A project that began with The Citadel, the Medical University of South Carolina (MUSC) and Coastal Carolina University to produce crucial medical equipment has grown into a statewide effort. The Commission on Higher Education (CHE) is now coordinating this initiative to address a challenging shortage of critical medical supplies by utilizing the state’s public colleges and universities.

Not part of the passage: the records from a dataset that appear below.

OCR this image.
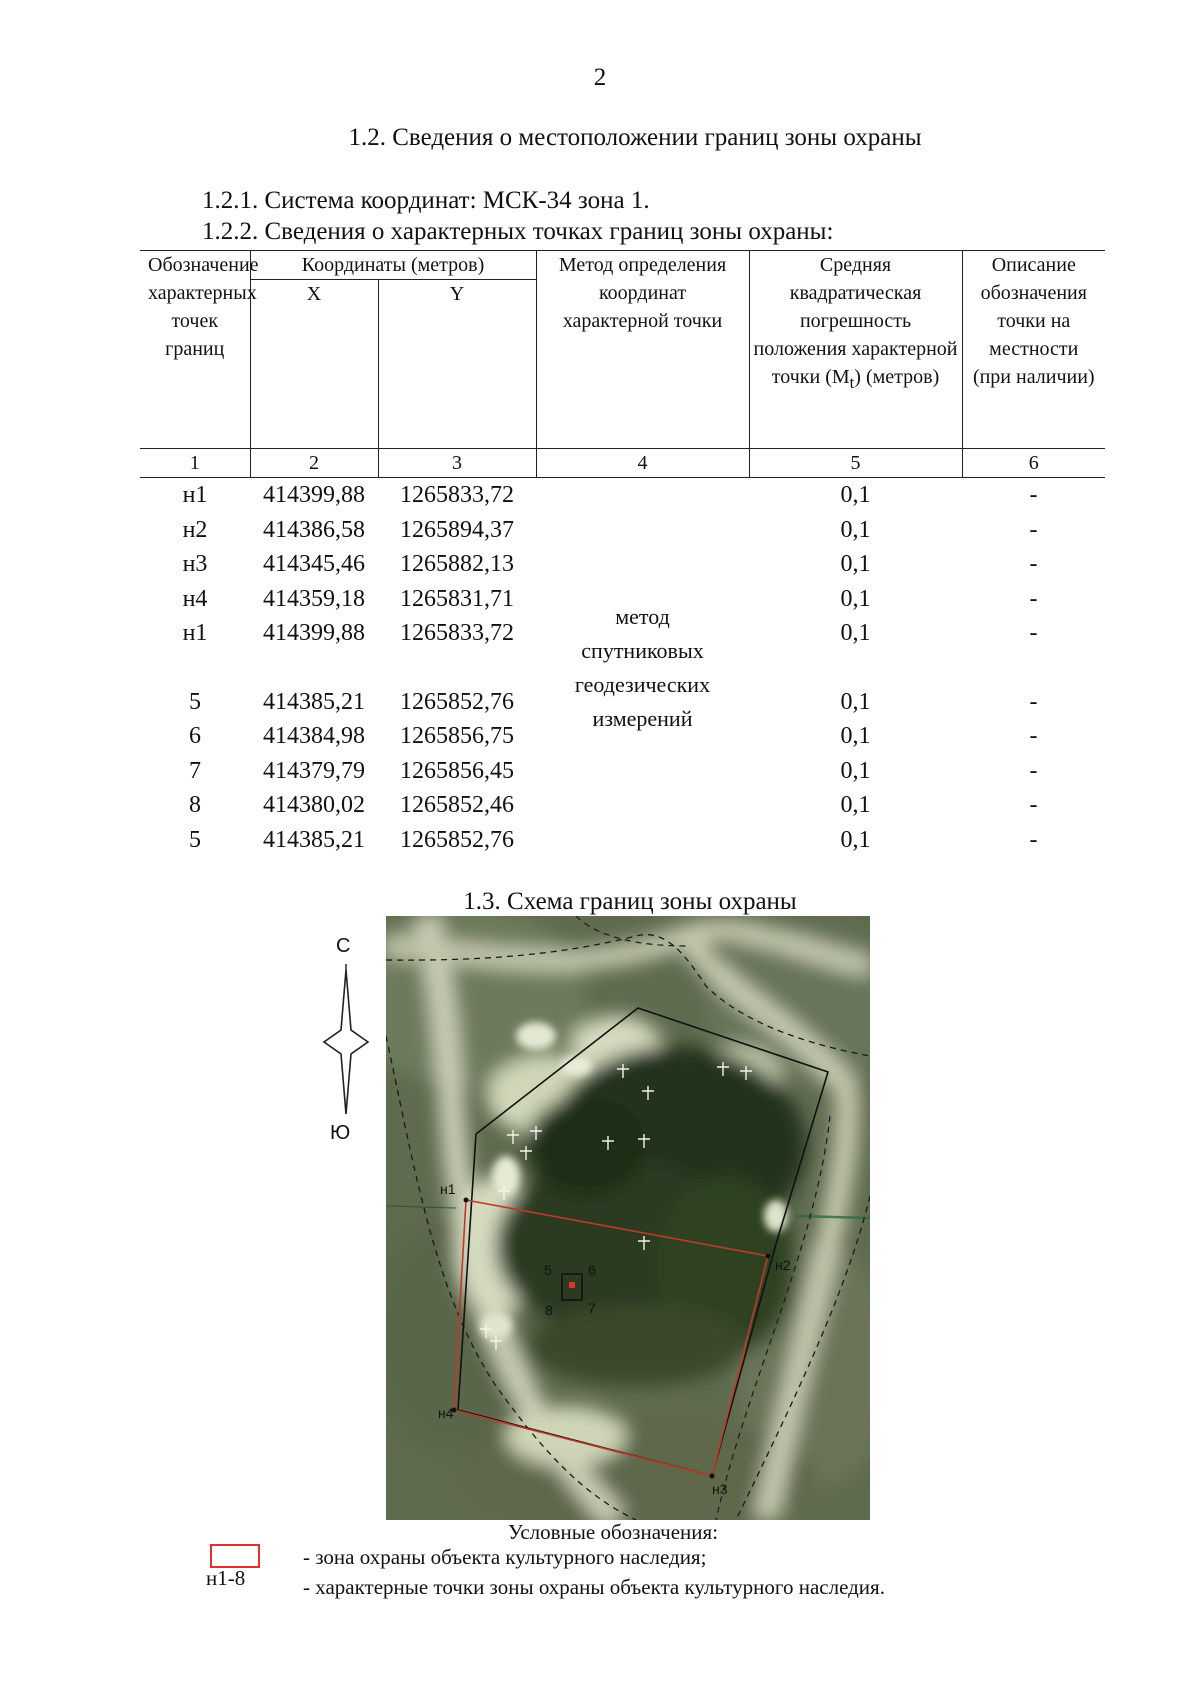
2
1.2. Сведения о местоположении границ зоны охраны
1.2.1. Система координат: МСК-34 зона 1.
1.2.2. Сведения о характерных точках границ зоны охраны:
Обозначение характерных точек границ	Координаты (метров)		Метод определения координат характерной точки	Средняя квадратическая погрешность положения характерной точки $(M_t)$ (метров)	Описание обозначения точки на местности (при наличии)
	X	Y			
1	2	3	4	5	6
н1	414399,88	1265833,72	метод спутниковых геодезических измерений	0,1	-
н2	414386,58	1265894,37		0,1	-
н3	414345,46	1265882,13		0,1	-
н4	414359,18	1265831,71		0,1	-
н1	414399,88	1265833,72		0,1	-

5	414385,21	1265852,76		0,1	-
6	414384,98	1265856,75		0,1	-
7	414379,79	1265856,45		0,1	-
8	414380,02	1265852,46		0,1	-
5	414385,21	1265852,76		0,1	-
1.3. Схема границ зоны охраны
С
Ю
н1
н2
н3
н4
5	6
7
8
Условные обозначения:
н1-8
- зона охраны объекта культурного наследия;
- характерные точки зоны охраны объекта культурного наследия.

Higher education students and staff will use 3-D printers housed at multiple public colleges and universities to produce protective medical masks, ventilator splitters, and face shields, items urgently needed to protect the state’s health professionals as they care for patients and fight the COVID-19 pandemic. Since students’ learning has moved online and most have returned to their home communities, equipment and machinery that routinely operates during the semester is available for use, including 3-D printers. Last week, the Department of Health and Environmental Control (DHEC) agreed to provide the CHE with $300,000 in emergency funds to purchase the specialized filament required to make the protective equipment.
The statewide effort grew from the efforts of Dr. James Bezjian, The Citadel’s Assistant Professor of Entrepreneurship and Director of the Innovation Lab in the Baker School of Business. Dr. Bezjian was working with MUSC to develop and produce medical masks for MUSC health workers as they assist patients with COVID-19. West Courtney, a Citadel senior who is one of Dr. Bezjian’s students, asked how he could help. He connected with Coastal Carolina University, which soon began using its idle 3-D printers to assist in the mask-producing effort. Coastal is using the prototype developed and approved by MUSC and forecasts at least 50 masks will be produced this week, with production ramping up in future weeks.
“I’m thrilled that Coastal Carolina University had the opportunity to be a leader in this important endeavor,” said David A. DeCenzo, Ph.D., president of Coastal Carolina University. “This project shows how we can all come together in innovative ways in times of great need to provide a service that directly and immediately impacts those on the front lines.”
The Citadel’s mission is to educate and develop principled leaders in alignment with the core values of honor, duty and respect,” said Col. John Dorrian, USAF (Ret.), vice president of communication and marketing for The Citadel. “Three professors from three different areas of the college and some students – including one cadet who volunteers for the Baker School of Business Innovation Lab – are demonstrating in a very meaningful way, the college’s culture of believing we all have a duty to serve and to lead not only in a crisis, but each day. We are very proud of their work in support of the tireless healthcare workers at the tip of the spear at MUSC.” The Citadel estimates it will produce between 750-1000 masks by May 1.
With DHEC’s funding, universities can buy specialized PLA printing filament and other materials to make these desperately needed items. The University of South Carolina (UofSC) is using its 3-D printers to produce the rubber band used for the face shield. UofSC plans to produce a total of 5,000 face shields for MUSC, with a goal of delivering 1,000 face shields by the end of the week. Central Carolina Technical College plans to produce 500 face masks a week for McLeod Hospital in Florence.
“It’s an incredible effort. Everyone wants to help and make a difference,” said Dr. Rusty Monhollon, CHE’s president and executive director. “This is a great example of how students and leaders are working together to leverage higher education’s research and development power during a crisis to change people’s lives, impact public health and help our medical professionals who are on the front line. We are grateful to the governor, our legislative leaders and DHEC for providing these funds.”
South Carolina’s government and higher education leaders and students are finding ways to help combat the COVID-19 pandemic. We are stronger together than we are apart.